Terminologie ” A la Sainte-Ménehould ” par Hervé This

Commençons par le plus simple : l’orthographe. On hésite, en effet, entre un trait d’union ou pas, et des accents aigus ou pas, mais j’ai cherché des informations… et j’ai fini par trouver que ce nom venait du prénom de la dernière fille d’un comte du Perthois : Manechildis, ou Manehildis. Ce prénom devient celui d’une bourgade au 5e siècle, transformé en Manehould… qu’il faut prononcer Manou : connu, non ?

Du 5e au 18e siècle, pas de changement, mais, à la révolution, le “a” se transforme en “é”. Il le reste tout le 19e siècle, jusqu’à ce que le Larousse, on ignore bien pourquoi, écrive “e” plutôt que “é”, entre autres erreurs. C’est l’origine d’un grand désordre… mais ce n’est pas la première fois que le dictionnaire se trompe, surtout du point de vue culinaire. En réalité, la ville elle-même écrit Sainte-Ménehould, avec trait d’union et avec un seul accent aigu. Cela se dit « sintménou ».

Pour la recette, je n’ai pas trouvé de généralités sur cette préparation, mais seulement des recettes particulières, et différentes. Par exemple, dans les années 1860, je trouve deux recettes :

– celle du charcutier L.F Dronne, pour des pieds à la Sainte-Ménehould :

Rôtissez et nettoyez douze pieds de porc ; cela fait, on prend un pied de devant et un pied de derrière que l’on lie ensemble avec un cordon large de trois doigts, en les serrant fortement, afin de les maintenir unis dans la cuisson. À cet effet, on les place dans une marmite, en y ajoutant 2 ou 3 kg de couenne, un seau d’eau et une bonne poignée de gros sel. On fait bouillir et écumer, après l’avoir garni d’un bouquet et d’aromates. On laisse cuire pendant trois ou quatre heures, selon leur grosseur, puis on retire les pieds, en les plaçant, par paquets, dans une bassine. On passe enfin la gelée tirée au clair et on la verse sur les pieds, de manière qu’ils soient bien couverts de gelée. On laisse refroidir. Lorsqu’ils sont bien froids, on déficelle chaque paquet, on sépare les pieds de devant des pieds de derrière, et on les fend en deux par le milieu. Ensuite on a le soin de bien graisser successivement chaque moitié avec du saindoux, et de les paner avec de la chapelure blanche. Enfin on les fait griller sur un feu ardent pour leur donner une belle couleur jaune. La moutarde de Gray, de Dijon, peut lui servir de sauce.

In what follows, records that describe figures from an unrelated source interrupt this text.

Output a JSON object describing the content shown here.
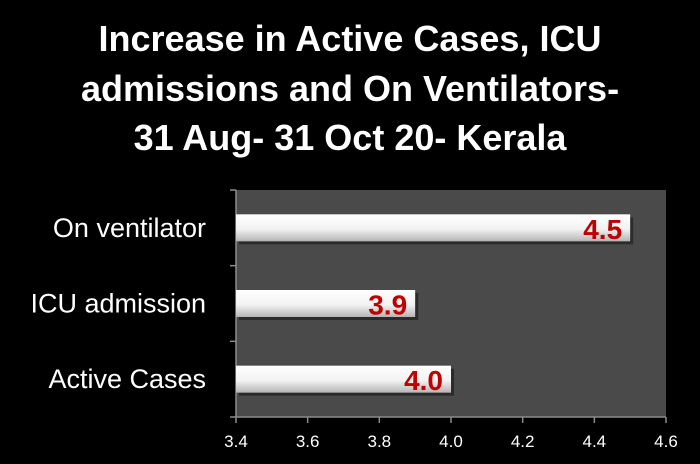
{
  "chart_data": {
    "type": "bar",
    "orientation": "horizontal",
    "title_lines": [
      "Increase in Active Cases, ICU",
      "admissions and On Ventilators-",
      "31 Aug- 31 Oct 20- Kerala"
    ],
    "categories": [
      "Active Cases",
      "ICU admission",
      "On ventilator"
    ],
    "values": [
      4.0,
      3.9,
      4.5
    ],
    "data_labels": [
      "4.0",
      "3.9",
      "4.5"
    ],
    "xlim": [
      3.4,
      4.6
    ],
    "ticks": [
      "3.4",
      "3.6",
      "3.8",
      "4.0",
      "4.2",
      "4.4",
      "4.6"
    ],
    "grid": false,
    "legend": "none",
    "colors": {
      "background": "#000000",
      "plot_area": "#4a4a4a",
      "bar_light": "#ffffff",
      "bar_dark": "#b5b5b5",
      "data_label": "#c00000",
      "text": "#ffffff",
      "axis": "#8c8c8c"
    }
  }
}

C’est là, environ, la recette encore en vigueur aujourd’hui à Sainte-Ménehould, avec cette particularité qu’après une très longue cuisson, les os sont devenus si tendres qu’on peut les croquer, en sucer la moelle…


Terminologie " A la Sainte-Ménehould " par Hervé This
Urbain Dubois, lui, donne une préparation un peu plus élaborée :

Flambez 6 pieds de porc, faites-les dégorger à l’eau tiède pendant une heure, égouttez-les, accouplez-les de deux en deux, liez-les avec du ruban en fil; marquez-les dans une casserole avec quelques légumes et aromates, mouillez-les à couvert avec du bouillon et du vin blanc, faites partir le liquide en ébullition, finissez de cuire les pieds à feu très-modéré; retirez alors la casserole du feu, laissez-les refroidir dans la cuisson; divisez-les ensuite, chacun en deux parties; supprimez l’os de la jambe, emplissez le vide de chaque moitié avec un boudin de farce imitant l’os; ces boudins sont préparés avec de la farce crue très-ferme qu’on roule sur la table farinée pour les obtenir de la même dimension que les os enlevés; on les poche ensuite à l’eau bouillante pour les raffermir, les égoutter, les mettre en place, en les consolidant avec de la farce crue; roulez alors ces pieds de porc dans du beurre fondu, panez-les à l’anglaise faites-les griller à feu modéré en les arrosant avec du beurre fondu, dressezles sur un plat bien chaud.

Mais il reste ce point commun : les pieds font l’objets d’une longue cuisson en bouillon, avant panure et cuisson au beurre chaud.

Quelques années plus tard, le Guide culinaire propose une variante où l’on cuit en bouillon, mais il enduit de moutarde, avant de paner et de griller au beurre.

Autrement dit, retenons ce principe : longue cuisson en bouillon, panure, rôtissage font « à la Sainte-Ménehoud ».